Strathmore Apartments
Richard Neutra's 1937 Strathmore Apartments are fiercely beloved by architects and hard to come by--only four of the eight units are rentals.
New Carver Apartments
Local starchitect Michael Maltzan designed the sawtoothed New Carver Apartments, which provide supportive housing to homeless and disabled residents. They opened in late 2009.
Mauretania Apartments
Milton J. Black designed the 10-unit, Streamline Moderne Mauretania in 1934 for Jack Haley, who played the Tin Man in The Wizard of Oz. JFK stayed in the building during the 1960 Democratic National Convention, where he won the nomination.
Sheats Apartments
These 1948 apartments by the great John Lautner have unfortunately been taken over by drunk college students, but they're still very lovely.
Bubeshko Apartments
Rudolph Schindler designed the seven-unit Bubeshko Apartments between 1938 and 1941.
28th Street Apartments
Koning Eizenberg renovated architect Paul Williams's 1926 YMCA into a 48-unit affordable housing complex. It opened in late 2012.
Los Feliz Manor
The ornately art deco Los Feliz Manor was designed by Jack Grundfor and built in 1929; it has 30 units, rarely up for grabs.
El Royale
The high-profile El Royale in Hancock Park was designed in 1929 by William Douglas Lee, who also designed the Chateau Marmont. The building, with its posh amenities, has been beloved by celebrities from William Faulkner to Ben Stiller. Open units are very hard to come by.

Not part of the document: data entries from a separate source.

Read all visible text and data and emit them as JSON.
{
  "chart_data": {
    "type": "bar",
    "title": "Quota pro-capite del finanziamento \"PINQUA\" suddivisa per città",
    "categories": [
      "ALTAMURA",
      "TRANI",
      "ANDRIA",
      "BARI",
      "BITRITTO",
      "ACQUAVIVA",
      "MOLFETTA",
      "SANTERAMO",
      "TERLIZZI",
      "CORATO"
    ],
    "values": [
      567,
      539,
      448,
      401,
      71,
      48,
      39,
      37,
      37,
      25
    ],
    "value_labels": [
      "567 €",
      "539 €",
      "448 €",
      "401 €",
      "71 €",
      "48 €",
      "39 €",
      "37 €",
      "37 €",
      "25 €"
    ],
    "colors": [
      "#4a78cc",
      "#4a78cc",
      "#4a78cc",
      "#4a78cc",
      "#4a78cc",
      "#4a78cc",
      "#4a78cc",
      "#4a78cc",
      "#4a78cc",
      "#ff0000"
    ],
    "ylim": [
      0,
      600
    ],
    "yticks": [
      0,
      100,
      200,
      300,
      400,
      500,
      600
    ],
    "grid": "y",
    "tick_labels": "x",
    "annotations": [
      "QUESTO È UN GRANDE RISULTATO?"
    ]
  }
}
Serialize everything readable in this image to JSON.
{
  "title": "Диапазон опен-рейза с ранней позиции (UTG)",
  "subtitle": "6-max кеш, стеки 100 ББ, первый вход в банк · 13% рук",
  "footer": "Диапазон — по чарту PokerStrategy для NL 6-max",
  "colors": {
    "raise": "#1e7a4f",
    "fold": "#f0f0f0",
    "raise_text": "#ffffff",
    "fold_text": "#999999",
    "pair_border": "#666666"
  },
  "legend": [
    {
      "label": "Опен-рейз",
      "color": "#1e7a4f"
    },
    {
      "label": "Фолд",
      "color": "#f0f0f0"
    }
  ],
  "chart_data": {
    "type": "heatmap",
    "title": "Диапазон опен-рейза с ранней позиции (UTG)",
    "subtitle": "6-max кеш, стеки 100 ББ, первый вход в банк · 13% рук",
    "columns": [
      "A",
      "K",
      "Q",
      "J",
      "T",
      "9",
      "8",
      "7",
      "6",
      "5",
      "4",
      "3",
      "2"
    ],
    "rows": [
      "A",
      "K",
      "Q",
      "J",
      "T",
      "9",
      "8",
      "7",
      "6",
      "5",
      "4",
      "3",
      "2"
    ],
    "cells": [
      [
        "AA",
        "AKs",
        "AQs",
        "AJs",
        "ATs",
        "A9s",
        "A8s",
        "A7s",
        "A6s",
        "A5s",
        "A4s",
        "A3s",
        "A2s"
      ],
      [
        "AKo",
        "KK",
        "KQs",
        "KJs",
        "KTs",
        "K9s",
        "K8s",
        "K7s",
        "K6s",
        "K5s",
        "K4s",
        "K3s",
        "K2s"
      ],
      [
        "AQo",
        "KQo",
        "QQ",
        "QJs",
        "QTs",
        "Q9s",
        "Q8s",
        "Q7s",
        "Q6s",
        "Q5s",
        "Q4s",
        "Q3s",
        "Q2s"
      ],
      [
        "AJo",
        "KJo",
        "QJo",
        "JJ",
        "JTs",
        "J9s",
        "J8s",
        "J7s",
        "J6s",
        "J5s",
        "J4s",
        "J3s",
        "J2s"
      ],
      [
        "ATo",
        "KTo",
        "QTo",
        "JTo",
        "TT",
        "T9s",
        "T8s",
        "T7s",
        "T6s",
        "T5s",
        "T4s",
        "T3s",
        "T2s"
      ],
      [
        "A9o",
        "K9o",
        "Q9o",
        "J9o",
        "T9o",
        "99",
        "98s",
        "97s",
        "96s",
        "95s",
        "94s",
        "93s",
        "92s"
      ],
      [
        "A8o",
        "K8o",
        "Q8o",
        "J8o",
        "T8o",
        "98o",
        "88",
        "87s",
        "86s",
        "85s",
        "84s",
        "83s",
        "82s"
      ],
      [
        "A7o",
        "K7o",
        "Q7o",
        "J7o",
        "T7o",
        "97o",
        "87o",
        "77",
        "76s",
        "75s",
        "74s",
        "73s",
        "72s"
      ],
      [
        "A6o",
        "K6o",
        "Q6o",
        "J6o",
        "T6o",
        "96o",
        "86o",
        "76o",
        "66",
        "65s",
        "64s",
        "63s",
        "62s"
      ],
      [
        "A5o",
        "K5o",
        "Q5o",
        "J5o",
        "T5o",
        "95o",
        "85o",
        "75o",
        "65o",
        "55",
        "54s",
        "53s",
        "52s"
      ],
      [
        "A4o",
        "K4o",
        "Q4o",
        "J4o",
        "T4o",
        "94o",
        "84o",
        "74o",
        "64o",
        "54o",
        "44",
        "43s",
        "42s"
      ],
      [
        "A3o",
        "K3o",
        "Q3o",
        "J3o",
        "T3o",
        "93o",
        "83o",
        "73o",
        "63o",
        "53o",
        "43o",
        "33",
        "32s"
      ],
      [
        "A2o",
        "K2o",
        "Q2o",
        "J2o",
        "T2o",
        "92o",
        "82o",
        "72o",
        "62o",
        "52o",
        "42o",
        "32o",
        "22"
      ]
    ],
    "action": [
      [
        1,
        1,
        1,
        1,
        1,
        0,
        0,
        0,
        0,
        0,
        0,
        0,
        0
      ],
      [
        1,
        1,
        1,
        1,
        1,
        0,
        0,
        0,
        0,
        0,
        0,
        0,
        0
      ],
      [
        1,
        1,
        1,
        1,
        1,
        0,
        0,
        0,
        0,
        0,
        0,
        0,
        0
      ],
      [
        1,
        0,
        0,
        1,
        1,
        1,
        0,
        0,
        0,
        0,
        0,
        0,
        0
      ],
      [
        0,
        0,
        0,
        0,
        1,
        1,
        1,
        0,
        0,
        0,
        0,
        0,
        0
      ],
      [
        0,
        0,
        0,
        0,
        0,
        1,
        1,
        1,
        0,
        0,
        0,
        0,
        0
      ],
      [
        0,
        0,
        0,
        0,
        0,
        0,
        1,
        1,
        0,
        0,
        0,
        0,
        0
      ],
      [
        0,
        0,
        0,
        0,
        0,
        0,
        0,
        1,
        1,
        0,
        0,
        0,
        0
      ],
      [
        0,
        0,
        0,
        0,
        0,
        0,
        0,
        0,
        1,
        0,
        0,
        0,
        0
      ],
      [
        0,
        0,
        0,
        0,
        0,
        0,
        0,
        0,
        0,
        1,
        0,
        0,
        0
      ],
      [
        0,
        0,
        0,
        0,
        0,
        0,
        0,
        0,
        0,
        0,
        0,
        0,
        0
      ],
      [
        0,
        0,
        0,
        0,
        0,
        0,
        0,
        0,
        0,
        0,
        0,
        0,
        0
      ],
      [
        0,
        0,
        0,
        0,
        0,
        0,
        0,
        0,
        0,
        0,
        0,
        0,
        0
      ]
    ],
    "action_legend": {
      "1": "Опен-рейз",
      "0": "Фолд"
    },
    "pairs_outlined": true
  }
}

American Cement Building Lofts
The American Cement Building was designed by DMJM and built in 1964 to showcase the power of concrete (which it does beautifully with an x-patterned facade and few interior supports to obstruct views); it now houses 71 live/work lofts.
Casa Laguna
Courtyard masters Arthur and Nina Zwebell designed the Andalusian-style Casa Laguna in 1928. It has 18 units that still have beamed ceilings, French windows, and lovely tiles.
High Tower Court
The High Tower Court was (mostly) designed by Carl Kay between 1935 and 1956 (there's also a Lloyd Wright building on the property and other additions). But the big deal about the complex is really the layout--a walk-street network supposedly modeled on Positano, Italy--and its High Tower Elevator. It was all featured to great effect in the Robert Altman film The Long Goodbye.